In this case, batch size is equal to two.
import torch
import torch.nn as nn
import torch.nn.functional as F
class ToyModel_With_Additional_Forward_Args(nn.Module):
r"""
Slightly modified example model from the paper
https://arxiv.org/pdf/1703.01365.pdf
f(x1, x2) = RELU(ReLU(x1 - 1) - ReLU(x2))
"""
def __init__(self):
super().__init__()
def forward(self, input1, input2, index):
relu_out1 = F.relu(input1 - 1)
relu_out2 = F.relu(input2)
return F.relu(relu_out1 - relu_out2)[:, index]
Now, let's apply integrated gradients on the model defined above and specify
additional_forward_args
parameter in addition to others.
from captum.attr import IntegratedGradients
input1 = torch.tensor([[1.0, 3.0], [3.0, 5.0]], requires_grad=True)
input2 = torch.tensor([[1.0, 4.0], [0.0, 2.0]], requires_grad=True)

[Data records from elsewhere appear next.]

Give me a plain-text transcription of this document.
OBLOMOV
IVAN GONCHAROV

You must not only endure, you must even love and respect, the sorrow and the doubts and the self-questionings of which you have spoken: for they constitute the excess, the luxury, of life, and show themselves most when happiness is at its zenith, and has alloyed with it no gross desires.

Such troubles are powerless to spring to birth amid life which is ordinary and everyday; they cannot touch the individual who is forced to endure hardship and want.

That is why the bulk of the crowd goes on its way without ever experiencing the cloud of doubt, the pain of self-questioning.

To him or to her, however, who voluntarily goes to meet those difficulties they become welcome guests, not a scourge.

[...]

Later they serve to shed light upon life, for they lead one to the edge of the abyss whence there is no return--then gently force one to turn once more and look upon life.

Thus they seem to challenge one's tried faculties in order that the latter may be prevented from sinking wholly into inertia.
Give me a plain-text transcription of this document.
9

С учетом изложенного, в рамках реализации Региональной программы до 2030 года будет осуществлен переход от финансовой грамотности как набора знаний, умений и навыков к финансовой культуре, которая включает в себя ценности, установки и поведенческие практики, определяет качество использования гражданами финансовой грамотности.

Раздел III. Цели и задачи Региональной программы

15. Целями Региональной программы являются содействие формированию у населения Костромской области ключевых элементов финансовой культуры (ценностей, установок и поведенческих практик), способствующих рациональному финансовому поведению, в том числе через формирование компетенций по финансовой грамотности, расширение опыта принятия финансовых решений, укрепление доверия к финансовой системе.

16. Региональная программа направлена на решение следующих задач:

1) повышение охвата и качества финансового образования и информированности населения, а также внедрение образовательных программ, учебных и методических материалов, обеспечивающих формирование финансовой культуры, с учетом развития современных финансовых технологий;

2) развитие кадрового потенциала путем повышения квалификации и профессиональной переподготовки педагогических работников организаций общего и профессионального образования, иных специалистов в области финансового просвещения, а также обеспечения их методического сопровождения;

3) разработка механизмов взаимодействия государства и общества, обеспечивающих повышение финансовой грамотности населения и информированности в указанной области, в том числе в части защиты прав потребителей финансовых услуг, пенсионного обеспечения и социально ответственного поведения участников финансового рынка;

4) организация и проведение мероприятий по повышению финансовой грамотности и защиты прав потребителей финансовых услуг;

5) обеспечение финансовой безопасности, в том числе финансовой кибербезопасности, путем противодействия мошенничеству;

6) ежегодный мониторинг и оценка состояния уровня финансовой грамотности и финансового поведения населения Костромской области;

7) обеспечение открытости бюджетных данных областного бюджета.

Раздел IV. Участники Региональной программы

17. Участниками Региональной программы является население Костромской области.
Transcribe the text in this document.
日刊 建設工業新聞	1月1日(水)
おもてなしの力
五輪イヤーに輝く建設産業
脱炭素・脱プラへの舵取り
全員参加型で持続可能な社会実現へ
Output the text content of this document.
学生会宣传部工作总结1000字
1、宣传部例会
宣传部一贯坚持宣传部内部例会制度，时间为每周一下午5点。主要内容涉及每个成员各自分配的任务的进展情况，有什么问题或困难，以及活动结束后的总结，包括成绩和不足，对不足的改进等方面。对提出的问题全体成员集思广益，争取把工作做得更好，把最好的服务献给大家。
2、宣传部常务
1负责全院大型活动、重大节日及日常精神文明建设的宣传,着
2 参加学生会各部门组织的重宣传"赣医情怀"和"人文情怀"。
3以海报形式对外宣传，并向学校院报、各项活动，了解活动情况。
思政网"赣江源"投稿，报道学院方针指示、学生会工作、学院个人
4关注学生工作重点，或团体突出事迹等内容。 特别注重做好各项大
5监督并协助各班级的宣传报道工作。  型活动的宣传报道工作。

# Initializing our toy model
model = ToyModel_With_Additional_Forward_Args()
# Applying integrated gradients on the input
ig = IntegratedGradients(model)
(input1_attr, input2_attr), delta = ig.attribute((input1, input2), n_steps=100,
additional_forward_args=1, return_convergence_delta=True)
output
.........
input1_attr: tensor([[0.0000, 0.0000],
[0.0000, 3.3428]], grad_fn=<MulBackward0>)
input2_attr: tensor([[ 0.0000, 0.0000],
[0.0000, -1.3371]], grad_fn=<MulBackward0>)
approximation_error (aka delta): 0.005693793296813965
In addition to the parameters described above integrated gradients also allows to specify
integral approximation type with the argument method
which accepts the following values:
riemann_right
, riemann_left
, riemann_middle
, riemann_trapezoid
and gausslegendre
.
The latter approximates the fastest and is used as a default approximation method.
Besides approximation type the user can also specify the number of approximation
steps using n_steps
input argument. The latter can be used to find a tradeoff
between approximation speed and the accuracy.